I know the Bible tells me that God works all things together for my good, but it doesn’t always feel that way. Sometimes it feels as if every effort I put forward gets slapped down. Perhaps I expect too much when I ask everything to go my way. Perhaps I need to approach these moments with a different perspective.
When my oldest was two years old he was enrolled in an early start program for kids with special needs. I remember the first time I saw them loading him on the bus. He was in his wheelchair being raised up to the door of the bus for his ride to the school. I remember my heart sinking, the thought of my two year old on a school bus made me worried and anxious. If I didn't cry I know I was close, it was one of those moments where I worried about my child, his life and future. I worried about him going to school and the other adults in his life. Did they care for our son like we did? All of these events were overwhelming, there was something new every week, working to get a diagnosis, surgeries, and therapies. It was all just mind-blowing to me.
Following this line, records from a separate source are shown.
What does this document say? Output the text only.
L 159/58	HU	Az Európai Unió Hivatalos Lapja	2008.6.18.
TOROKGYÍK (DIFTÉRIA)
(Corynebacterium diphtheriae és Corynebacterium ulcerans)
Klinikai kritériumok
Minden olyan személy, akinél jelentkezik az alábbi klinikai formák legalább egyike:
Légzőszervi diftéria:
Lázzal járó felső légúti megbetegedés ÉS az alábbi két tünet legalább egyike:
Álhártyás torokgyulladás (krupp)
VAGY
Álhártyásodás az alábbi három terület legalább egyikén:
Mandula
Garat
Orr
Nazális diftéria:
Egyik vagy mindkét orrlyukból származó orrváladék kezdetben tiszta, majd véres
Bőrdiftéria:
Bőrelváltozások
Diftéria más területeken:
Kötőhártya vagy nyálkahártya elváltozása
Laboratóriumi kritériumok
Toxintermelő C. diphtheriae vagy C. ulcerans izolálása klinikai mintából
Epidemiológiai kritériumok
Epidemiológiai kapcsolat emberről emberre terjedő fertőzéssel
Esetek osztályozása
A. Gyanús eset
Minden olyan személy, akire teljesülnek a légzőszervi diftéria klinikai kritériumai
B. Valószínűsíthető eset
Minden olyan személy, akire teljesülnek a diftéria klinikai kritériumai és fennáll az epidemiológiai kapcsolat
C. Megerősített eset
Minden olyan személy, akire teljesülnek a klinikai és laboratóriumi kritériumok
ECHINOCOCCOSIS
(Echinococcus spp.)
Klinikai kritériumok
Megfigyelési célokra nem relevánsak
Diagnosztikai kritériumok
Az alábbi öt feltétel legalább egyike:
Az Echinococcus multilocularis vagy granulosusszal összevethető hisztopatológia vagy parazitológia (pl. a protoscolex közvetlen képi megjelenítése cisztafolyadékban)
Thank goodness for my wife or I think my head would have exploded at some point.
Our life today is far removed from when we first got the diagnosis of Cerebral Palsy. The first few years of his life were harder than they are now, we understand the diagnosis and what that means for his life and ours and we have hit a stride of sorts.
Life has not been all smooth or rough for that matter; it has been up and down sometimes in the same moment. The joys like when I saw him stand on his own for the first time, or the hard times of being in a hospital watching them wheel him off for surgery. I know the operation was for his good but it doesn't make the fear any less. He would not have reached that joyful moment without the other, but it didn't make that hard moment any easier.
Last month my family and I were invited to a family birthday party for my one-year-old niece. I was really amazed at the amount of work her mom and dad put into this party. Everything was part of the theme including the cupcakes, which her mom had decorated by hand. They did an amazing job of organizing it and I started to think about my kids and their birthday parties. Sorry to say but I don’t think we ever out that much work into our children’s parties. I sometimes do the same thing about therapy and all the possible treatments we have or have not done for our son. Over the years I have met parents who to me seem to have limitless energy and sometimes pocket books to enroll their children in every program there is.
There is a scene in an older comedy movie “Raising Arizona”. In it a childless couple steal one of a sextuplet children to bring up as their own. On the first day they have the child they sit down to lunch with a couple who have five children and the well seasoned mother starts telling them all the things they need to do like shots and setting up a college fund. The new father who is played by Nicolas Cage looks as if his head is going to explode with all the new information. This is how I have felt when talking to these super parents, I feel like hyperventilating, thinking about all the things I have not done.
I spend way too much time on the past and what I could have done better. I spend time comparing my family to others and it isn’t fair to that family or to my family. Just like our children, whether differently abled or not, each family is different. Looking at what they are doing from my external view could never be accurate. We have had seasons of great activity and seasons of rest, times in which we were all together and getting along and times when we had to seat the kids in certain order in the car just to keep the peace.